"¡Mandarinas!, arrímese, vea. La mandarina.
Tengo LA mandarina” dice una voz metálica, como robot paisa a través
de un altoparlante viejo, percudido y roto, mientras dos esquizofrénicos se
tienden en la grama de unos arriates.
Locos toreando carros y desesperándose en las
banquetas de Botero. Dando vueltas sobre cartones sucios para quedarse dormidos en medio del mono y el
concreto recalentado de una avenida. Fumando piedra con los ojos desconfiados de los bebés al mamar de una teta. Mujeres hermosas. Jodidas realmente hermosas y putas
en plaza Lleras dando vueltas en el sentido de las agujas del reloj. Jóvenes
dolarizadas que se arrastran con sus bolsos pequeños al hombro y dicen, como llorando, “vení pa-ccccccáaaaa”.

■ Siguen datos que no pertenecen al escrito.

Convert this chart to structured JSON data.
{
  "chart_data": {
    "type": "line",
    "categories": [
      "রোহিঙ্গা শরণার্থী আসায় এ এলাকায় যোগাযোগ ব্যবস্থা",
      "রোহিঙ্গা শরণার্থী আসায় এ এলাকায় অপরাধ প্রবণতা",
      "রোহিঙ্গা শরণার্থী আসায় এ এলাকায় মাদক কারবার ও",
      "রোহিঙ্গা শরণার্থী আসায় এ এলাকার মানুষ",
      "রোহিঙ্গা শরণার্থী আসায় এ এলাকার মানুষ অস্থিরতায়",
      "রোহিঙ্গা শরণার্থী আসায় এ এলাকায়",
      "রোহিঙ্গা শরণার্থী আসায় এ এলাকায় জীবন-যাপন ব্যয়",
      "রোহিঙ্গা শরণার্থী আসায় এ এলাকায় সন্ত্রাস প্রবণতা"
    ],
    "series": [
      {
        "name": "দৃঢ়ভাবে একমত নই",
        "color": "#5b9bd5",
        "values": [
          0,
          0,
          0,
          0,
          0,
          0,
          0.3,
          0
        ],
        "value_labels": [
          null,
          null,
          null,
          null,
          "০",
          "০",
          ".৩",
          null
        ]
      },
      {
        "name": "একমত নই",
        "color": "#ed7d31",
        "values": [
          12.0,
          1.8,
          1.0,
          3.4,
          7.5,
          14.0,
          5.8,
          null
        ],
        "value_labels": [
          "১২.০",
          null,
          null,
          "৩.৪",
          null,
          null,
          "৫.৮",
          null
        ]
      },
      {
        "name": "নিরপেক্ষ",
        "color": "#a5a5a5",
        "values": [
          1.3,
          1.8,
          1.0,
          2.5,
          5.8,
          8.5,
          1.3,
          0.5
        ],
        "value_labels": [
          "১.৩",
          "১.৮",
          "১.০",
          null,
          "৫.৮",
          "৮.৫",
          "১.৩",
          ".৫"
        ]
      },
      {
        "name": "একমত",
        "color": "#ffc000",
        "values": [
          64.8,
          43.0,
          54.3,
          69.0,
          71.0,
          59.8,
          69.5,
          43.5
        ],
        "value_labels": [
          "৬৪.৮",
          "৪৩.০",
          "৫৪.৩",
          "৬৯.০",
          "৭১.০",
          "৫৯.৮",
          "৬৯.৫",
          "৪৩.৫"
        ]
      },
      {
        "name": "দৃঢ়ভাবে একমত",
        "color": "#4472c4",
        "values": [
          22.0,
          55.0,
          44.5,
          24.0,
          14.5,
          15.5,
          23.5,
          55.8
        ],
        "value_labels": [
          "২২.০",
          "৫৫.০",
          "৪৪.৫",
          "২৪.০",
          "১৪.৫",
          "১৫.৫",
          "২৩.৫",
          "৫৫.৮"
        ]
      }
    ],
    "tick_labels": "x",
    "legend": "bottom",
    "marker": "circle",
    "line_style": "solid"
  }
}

Medellín se destruye todas las noches después de
las once. Cuando me miro en el espejo roto de un karaoke de la calle 70 con los
ojos estallados de guaro y empiezo a balbucear: “Te debo mi lealtad a vos,
dani, y todo lo bueno que pueda quedar. Quedar en vos, dani, quedar en mí. Todo lo que
pueda pasarte.”
Vuelvo caminando por el lado del estadio, escupiendo por
todas partes, seguro de que no voy a encontrar el hotel en medio de esa ceguera. Al día siguiente (mañana) empiezan otra
vez las noches frías de diciembre en mi país, y el jardín donde empecé a escribir. Todas las cosas que creí entender
entonces para tener la arrogancia de querer escribirlas. Orino largo contra una pared
de ladrillo. “Hay formas de nunca perder,
dani". -digo en voz alta- "Es todo lo que hay que saber.”